Where saltmarshes are still in contact with terrestrial communities they may intercept nitrogen in the groundwater (especially in fertilized arable areas), increasing productivity and acting as a buffer between the land and the estuary. Thus these saltmarshes may have a beneficial effect on, for example, intertidal eelgrasses (Zostera spp.), which are affected negatively by enriched nitrogen concentrations (Touchette & Burkholder 2000, Valiela et al. 2000). In the agricultural estuaries of southeast England the sea walls may have reduced this buffering capacity, as groundwater usually collects in borrow dykes inside the sea walls and flows to the estuary through sluices protected on their seaward side by simple flap-valves. This flow occurs mostly on the ebbing tide and the nutrients do not reach the marsh vegetation immediately, if at all, and when they do, on subsequent rising tides, they will be much diluted. Instead, the water flows onto the mudflats where its nutrients may continue to contribute to the demise of eelgrasses, with concomitant effects on system productivity, sediment stability and direct effects on herbivorous birds such as Brent Geese and Eurasian Wigeon.
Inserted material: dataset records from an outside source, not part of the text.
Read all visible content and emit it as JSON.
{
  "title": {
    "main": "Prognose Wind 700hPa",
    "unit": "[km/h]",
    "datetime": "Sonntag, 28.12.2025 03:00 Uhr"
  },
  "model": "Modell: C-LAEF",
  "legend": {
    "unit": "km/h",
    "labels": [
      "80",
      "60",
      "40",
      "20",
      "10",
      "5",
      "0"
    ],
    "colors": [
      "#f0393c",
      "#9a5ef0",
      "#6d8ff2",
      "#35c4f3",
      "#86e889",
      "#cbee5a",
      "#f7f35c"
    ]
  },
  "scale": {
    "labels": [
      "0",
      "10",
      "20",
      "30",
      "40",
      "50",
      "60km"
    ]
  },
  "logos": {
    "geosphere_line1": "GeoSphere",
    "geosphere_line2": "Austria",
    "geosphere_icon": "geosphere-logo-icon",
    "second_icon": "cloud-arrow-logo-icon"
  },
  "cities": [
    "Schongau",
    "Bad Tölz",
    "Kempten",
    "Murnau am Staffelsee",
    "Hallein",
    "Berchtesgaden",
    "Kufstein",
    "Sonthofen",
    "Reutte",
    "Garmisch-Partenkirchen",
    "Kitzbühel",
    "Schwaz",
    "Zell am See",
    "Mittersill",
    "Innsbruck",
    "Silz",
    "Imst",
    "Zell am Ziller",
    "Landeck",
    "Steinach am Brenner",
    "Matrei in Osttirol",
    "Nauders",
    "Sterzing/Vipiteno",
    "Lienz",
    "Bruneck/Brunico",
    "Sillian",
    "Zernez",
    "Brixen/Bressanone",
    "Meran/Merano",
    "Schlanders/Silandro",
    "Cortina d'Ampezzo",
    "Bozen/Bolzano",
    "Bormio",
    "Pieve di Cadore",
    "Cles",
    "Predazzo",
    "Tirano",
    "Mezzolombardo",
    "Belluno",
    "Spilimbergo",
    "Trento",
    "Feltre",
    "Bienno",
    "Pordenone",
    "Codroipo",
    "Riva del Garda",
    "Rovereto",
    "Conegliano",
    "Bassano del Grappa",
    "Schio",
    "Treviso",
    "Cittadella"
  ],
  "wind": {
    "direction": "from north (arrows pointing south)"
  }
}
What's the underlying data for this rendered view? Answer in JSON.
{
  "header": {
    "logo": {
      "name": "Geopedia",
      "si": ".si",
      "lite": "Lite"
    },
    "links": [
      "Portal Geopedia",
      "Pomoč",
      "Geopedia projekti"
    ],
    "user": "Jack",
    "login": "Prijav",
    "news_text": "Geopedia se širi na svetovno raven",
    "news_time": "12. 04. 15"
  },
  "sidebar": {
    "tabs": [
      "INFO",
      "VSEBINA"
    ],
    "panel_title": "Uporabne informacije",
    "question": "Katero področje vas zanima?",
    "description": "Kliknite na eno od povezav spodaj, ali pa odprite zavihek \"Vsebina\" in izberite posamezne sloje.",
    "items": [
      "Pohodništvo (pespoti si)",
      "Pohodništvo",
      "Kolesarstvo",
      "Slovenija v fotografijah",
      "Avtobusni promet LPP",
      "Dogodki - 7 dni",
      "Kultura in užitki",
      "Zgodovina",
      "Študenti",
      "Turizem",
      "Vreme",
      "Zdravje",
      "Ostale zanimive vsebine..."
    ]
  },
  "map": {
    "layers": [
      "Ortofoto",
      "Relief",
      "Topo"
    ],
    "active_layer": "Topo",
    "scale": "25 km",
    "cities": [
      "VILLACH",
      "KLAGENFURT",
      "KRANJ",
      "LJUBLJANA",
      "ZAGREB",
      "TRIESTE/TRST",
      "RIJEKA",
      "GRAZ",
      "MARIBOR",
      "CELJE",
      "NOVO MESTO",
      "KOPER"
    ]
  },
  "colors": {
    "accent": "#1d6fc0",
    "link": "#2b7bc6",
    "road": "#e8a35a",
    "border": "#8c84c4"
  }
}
However, nutrient enrichment may promote the growth of opportunistic green algae on the mud/sandflats (see Raffaelli 1999 for a review). The growth of these algae may also be promoted by climate change, as indicated by the fact that in the Ythan Estuary of northeast Scotland macroalgal blooms were correlated with higher spring temperatures (Raffaelli 1999). Although these algae increase system productivity and are consumed by herbivorous birds, algal mats have negative effects on mudflat invertebrates, particularly Corophium, a common prey item of waders and fish. When algal mats were common, the food intake of Common Redshank, Bar-tailed Godwit Limosa lapponica and Eurasian Curlew Numenius arquata declined (Raffaelli 1999).